Then, despite a document submitted to him signed by the 148 most senior government officials in Beijing calling for Zeng to be immediately put to death by the unspeakably horrific method of slicing, the emperor proceeds instead to give him gifts of money and clothing, and finally orders his immediate release.
He then has all his thoughts on the affair printed together with long extracts from Zeng's outrageously insulting original letter, plus his subsequent retractions, and orders the resulting 509-page book distributed to officials throughout the empire. Instructions are appended to print further copies locally, and for these to be sent to every school and private scholar in the land.
This is the famous Awakening from Delusion, a book that emperor Yongzheng's successor, Qianlong (乾隆), banned, ordering all the huge number of copies by then in existence to be destroyed.
Spence's marvelous book inevitably puts the reader into an investigative state of mind, and implicitly invites him to pursue his own private line of inquiry. A close perusal of its notes, sources and bibliography reveals that Spence's interest in the case was first aroused by a PhD thesis at Princeton University by one Thomas S. Fisher, completed in 1974. This material has subsequently been expanded by Spence through a close study of the very substantial surviving documentation that the case gave rise to.
Spence is a master of digesting complex scholarly material and then regurgitating it as a compulsively readable popular narrative. This act of imaginative, but meticulously fact-based, re-creation puts Treason by the Book on a par with other best-selling works that have brought off similar feats of historical reconstruction such as Maurice Collis's Foreign Mud, Emmanuel Le Roy Ladurie's Montaillou and Dava Sobel's Longitude.
Spence's decision to use the present tense throughout, never an easy option to sustain, pays off. Eighteenth century China springs to life, and though some of the by-ways explored in the third quarter of the book are perhaps presented in too much detail, throughout most of the narrative the momentum never flags. Locations shift back and forth as in a movie, character sketches are made using minute shreds of evidence, and the final conclusion is as much of a shock as in the most suspense-filled novel.
Many of the letters that form the basis of the narrative are given in full, translated into modern, almost colloquial, language.

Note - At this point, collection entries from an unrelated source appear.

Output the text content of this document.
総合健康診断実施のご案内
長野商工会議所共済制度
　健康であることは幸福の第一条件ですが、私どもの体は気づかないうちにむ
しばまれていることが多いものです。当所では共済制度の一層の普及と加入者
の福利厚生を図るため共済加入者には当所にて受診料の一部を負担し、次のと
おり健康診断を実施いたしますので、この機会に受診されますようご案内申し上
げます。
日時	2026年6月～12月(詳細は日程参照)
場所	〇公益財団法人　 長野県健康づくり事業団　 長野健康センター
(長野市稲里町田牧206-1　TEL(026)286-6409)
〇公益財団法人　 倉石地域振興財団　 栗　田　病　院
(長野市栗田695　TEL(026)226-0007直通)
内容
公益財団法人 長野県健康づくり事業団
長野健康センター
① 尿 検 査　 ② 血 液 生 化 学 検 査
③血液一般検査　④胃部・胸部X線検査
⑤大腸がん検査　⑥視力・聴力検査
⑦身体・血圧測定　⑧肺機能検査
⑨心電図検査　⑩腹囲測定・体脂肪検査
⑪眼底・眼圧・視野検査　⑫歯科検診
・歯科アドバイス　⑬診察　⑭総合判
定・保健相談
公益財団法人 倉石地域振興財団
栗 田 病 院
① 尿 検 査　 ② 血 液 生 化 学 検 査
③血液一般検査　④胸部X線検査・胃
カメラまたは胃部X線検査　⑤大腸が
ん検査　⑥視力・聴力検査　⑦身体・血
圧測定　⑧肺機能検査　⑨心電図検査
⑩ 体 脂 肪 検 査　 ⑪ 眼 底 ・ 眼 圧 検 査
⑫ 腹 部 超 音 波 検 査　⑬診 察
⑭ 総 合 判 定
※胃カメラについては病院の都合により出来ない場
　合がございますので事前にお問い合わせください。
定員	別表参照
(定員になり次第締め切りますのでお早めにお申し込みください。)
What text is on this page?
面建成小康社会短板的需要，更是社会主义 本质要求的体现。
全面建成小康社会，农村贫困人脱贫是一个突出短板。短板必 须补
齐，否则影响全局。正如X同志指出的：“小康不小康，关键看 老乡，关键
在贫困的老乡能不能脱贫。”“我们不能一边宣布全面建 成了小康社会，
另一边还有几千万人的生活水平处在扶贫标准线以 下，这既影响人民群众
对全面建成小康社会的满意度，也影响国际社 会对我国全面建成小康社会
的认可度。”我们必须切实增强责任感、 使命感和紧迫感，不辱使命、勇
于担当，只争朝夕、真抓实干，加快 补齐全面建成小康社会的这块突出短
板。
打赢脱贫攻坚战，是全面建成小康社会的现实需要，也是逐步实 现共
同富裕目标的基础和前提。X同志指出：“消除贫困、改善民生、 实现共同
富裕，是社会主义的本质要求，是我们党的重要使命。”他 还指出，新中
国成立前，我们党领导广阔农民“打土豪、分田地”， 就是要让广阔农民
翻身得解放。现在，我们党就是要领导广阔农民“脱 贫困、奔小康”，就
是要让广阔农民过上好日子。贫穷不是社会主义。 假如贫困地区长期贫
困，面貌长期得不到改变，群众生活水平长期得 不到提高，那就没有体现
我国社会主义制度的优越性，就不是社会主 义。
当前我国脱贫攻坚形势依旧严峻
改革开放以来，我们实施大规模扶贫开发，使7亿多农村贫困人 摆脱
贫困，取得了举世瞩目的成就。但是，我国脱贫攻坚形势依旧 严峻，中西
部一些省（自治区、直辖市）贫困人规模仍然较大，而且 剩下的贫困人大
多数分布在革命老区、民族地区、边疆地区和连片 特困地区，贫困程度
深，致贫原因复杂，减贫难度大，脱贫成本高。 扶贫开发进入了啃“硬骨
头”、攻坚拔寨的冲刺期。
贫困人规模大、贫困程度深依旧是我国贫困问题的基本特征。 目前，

But Spence, who clearly has the best instincts of the popularizer, cuts the longest of them short just at the moment when tedium might have threatened.
Spence thanks many people, but they are almost all librarians, curators and fellow scholars, with a poet and an archaeologist thrown in for good measure.
Taipei is an important source for much of Spence's material, as he makes clear when he thanks the Academia Sinica, "home of so many major scholars," and the National Palace Museum where he was given the "unforgettable opportunity" of holding and reading Zeng's handwritten letter to the emperor thanking him for his gift of 1,000 taels of silver.